The decision was rendered in City of North Richland Hills v. Friend, ___ S.W.3d ___ (Tex. 2012). In this case, Sarah Friend was in line waiting for a water slide at a park operated by the city. When she collapsed, various employees responded. They brought certain airway equipment, but they failed to include an automatic external defibrillator (aed) device located in a closet at the park. As a result, Sarah did not receive “defibrillation until twenty-one minutes after her initial collapse,” when the fire department finally arrived, and she died.

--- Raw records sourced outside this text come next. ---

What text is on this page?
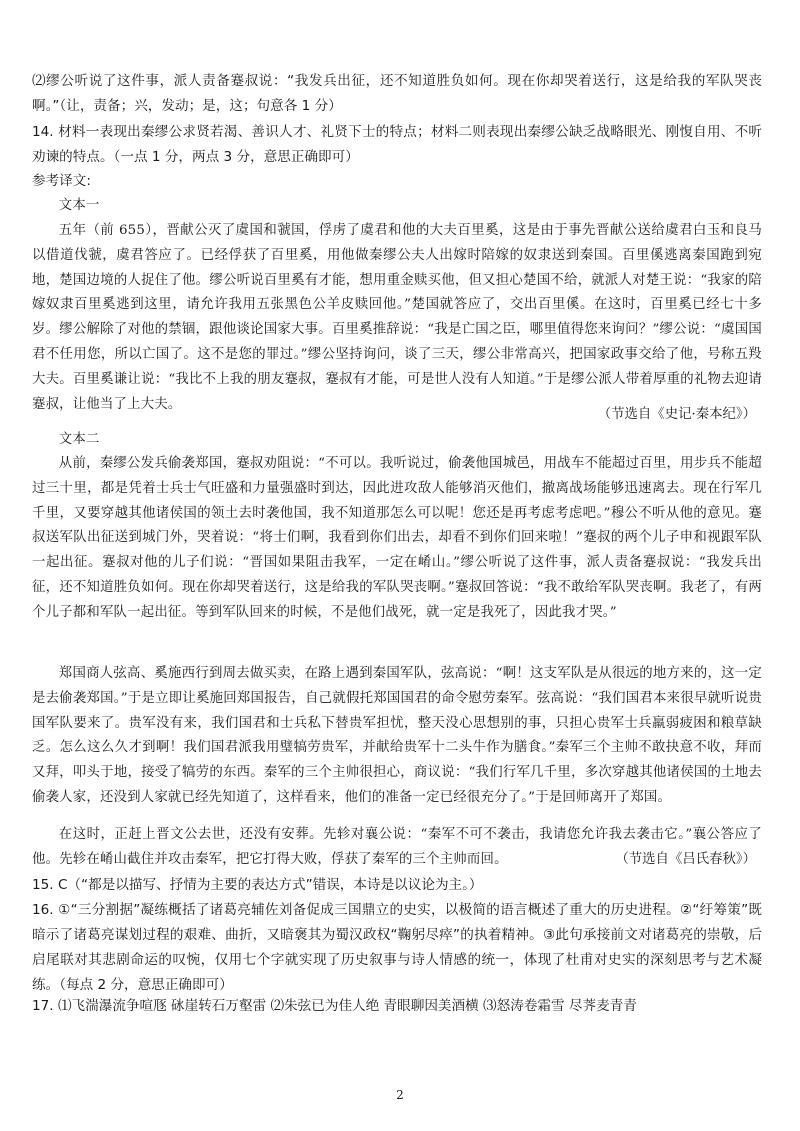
⑵缪公听说了这件事，派人责备蹇叔说：“我发兵出征，还不知道胜负如何。现在你却哭着送行，这是给我的军队哭丧啊。”（让，责备；兴，发动；是，这；句意各 1 分）

14. 材料一表现出秦缪公求贤若渴、善识人才、礼贤下士的特点；材料二则表现出秦缪公缺乏战略眼光、刚愎自用、不听劝谏的特点。（一点 1 分，两点 3 分，意思正确即可）

参考译文:

文本一

五年（前 655），晋献公灭了虞国和虢国，俘虏了虞君和他的大夫百里奚，这是由于事先晋献公送给虞君白玉和良马以借道伐虢，虞君答应了。已经俘获了百里奚，用他做秦缪公夫人出嫁时陪嫁的奴隶送到秦国。百里傒逃离秦国跑到宛地，楚国边境的人捉住了他。缪公听说百里奚有才能，想用重金赎买他，但又担心楚国不给，就派人对楚王说：“我家的陪嫁奴隶百里奚逃到这里，请允许我用五张黑色公羊皮赎回他。”楚国就答应了，交出百里傒。在这时，百里奚已经七十多岁。缪公解除了对他的禁锢，跟他谈论国家大事。百里奚推辞说：“我是亡国之臣，哪里值得您来询问？”缪公说：“虞国国君不任用您，所以亡国了。这不是您的罪过。”缪公坚持询问，谈了三天，缪公非常高兴，把国家政事交给了他，号称五羖大夫。百里奚谦让说：“我比不上我的朋友蹇叔，蹇叔有才能，可是世人没有人知道。”于是缪公派人带着厚重的礼物去迎请蹇叔，让他当了上大夫。

（节选自《史记·秦本纪》）

文本二

从前，秦缪公发兵偷袭郑国，蹇叔劝阻说：“不可以。我听说过，偷袭他国城邑，用战车不能超过百里，用步兵不能超过三十里，都是凭着士兵士气旺盛和力量强盛时到达，因此进攻敌人能够消灭他们，撤离战场能够迅速离去。现在行军几千里，又要穿越其他诸侯国的领土去时袭他国，我不知道那怎么可以呢！您还是再考虑考虑吧。”穆公不听从他的意见。蹇叔送军队出征送到城门外，哭着说：“将士们啊，我看到你们出去，却看不到你们回来啦！”蹇叔的两个儿子申和视跟军队一起出征。蹇叔对他的儿子们说：“晋国如果阻击我军，一定在崤山。”缪公听说了这件事，派人责备蹇叔说：“我发兵出征，还不知道胜负如何。现在你却哭着送行，这是给我的军队哭丧啊。”蹇叔回答说：“我不敢给军队哭丧啊。我老了，有两个儿子都和军队一起出征。等到军队回来的时候，不是他们战死，就一定是我死了，因此我才哭。”

郑国商人弦高、奚施西行到周去做买卖，在路上遇到秦国军队，弦高说：“啊！这支军队是从很远的地方来的，这一定是去偷袭郑国。”于是立即让奚施回郑国报告，自己就假托郑国国君的命令慰劳秦军。弦高说：“我们国君本来很早就听说贵国军队要来了。贵军没有来，我们国君和士兵私下替贵军担忧，整天没心思想别的事，只担心贵军士兵羸弱疲困和粮草缺乏。怎么这么久才到啊！我们国君派我用璧犒劳贵军，并献给贵军十二头牛作为膳食。”秦军三个主帅不敢抉意不收，拜而又拜，叩头于地，接受了犒劳的东西。秦军的三个主帅很担心，商议说：“我们行军几千里，多次穿越其他诸侯国的土地去偷袭人家，还没到人家就已经先知道了，这样看来，他们的准备一定已经很充分了。”于是回师离开了郑国。

在这时，正赶上晋文公去世，还没有安葬。先轸对襄公说：“秦军不可不袭击，我请您允许我去袭击它。”襄公答应了他。先轸在崤山截住并攻击秦军，把它打得大败，俘获了秦军的三个主帅而回。	（节选自《吕氏春秋》）

15. C（“都是以描写、抒情为主要的表达方式”错误，本诗是以议论为主。）

16. ①“三分割据”凝练概括了诸葛亮辅佐刘备促成三国鼎立的史实，以极简的语言概述了重大的历史进程。②“纡筹策”既暗示了诸葛亮谋划过程的艰难、曲折，又暗褒其为蜀汉政权“鞠躬尽瘁”的执着精神。③此句承接前文对诸葛亮的崇敬，后启尾联对其悲剧命运的叹惋，仅用七个字就实现了历史叙事与诗人情感的统一，体现了杜甫对史实的深刻思考与艺术凝练。（每点 2 分，意思正确即可）

17. ⑴飞湍瀑流争喧豗 砯崖转石万壑雷 ⑵朱弦已为佳人绝 青眼聊因美酒横 ⑶怒涛卷霜雪 尽荠麦青青

2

The city claimed that it was immune from suit, meaning that a jury should not be allowed to determine if it was negligent. Due to a law passed by the Legislature, normally a city cannot be held accountable for the non-use of property. In such a situation, the Legislature has imposed the cost of personal injury or death on the victim or his survivors, rather than on the negligent governmental agency. However, 36 years ago, the Court recognized that an exception exists when the property used “lacked an integral safety component.” For instance, prior decisions established that, for a football player with a prior knee injury, a uniform without a knee brace lacks an integral safety part. Also, providing swimming gear to an epileptic, without any life preserver, involved personal property that was missing integral safety equipment.
Here, the Court said that the Aed did not constitute an “integral safety component.” Accordingly, the Court ruled that the city should not have to stand trial for its negligence, and it is therefore immune from any obligation to pay for the harm it caused.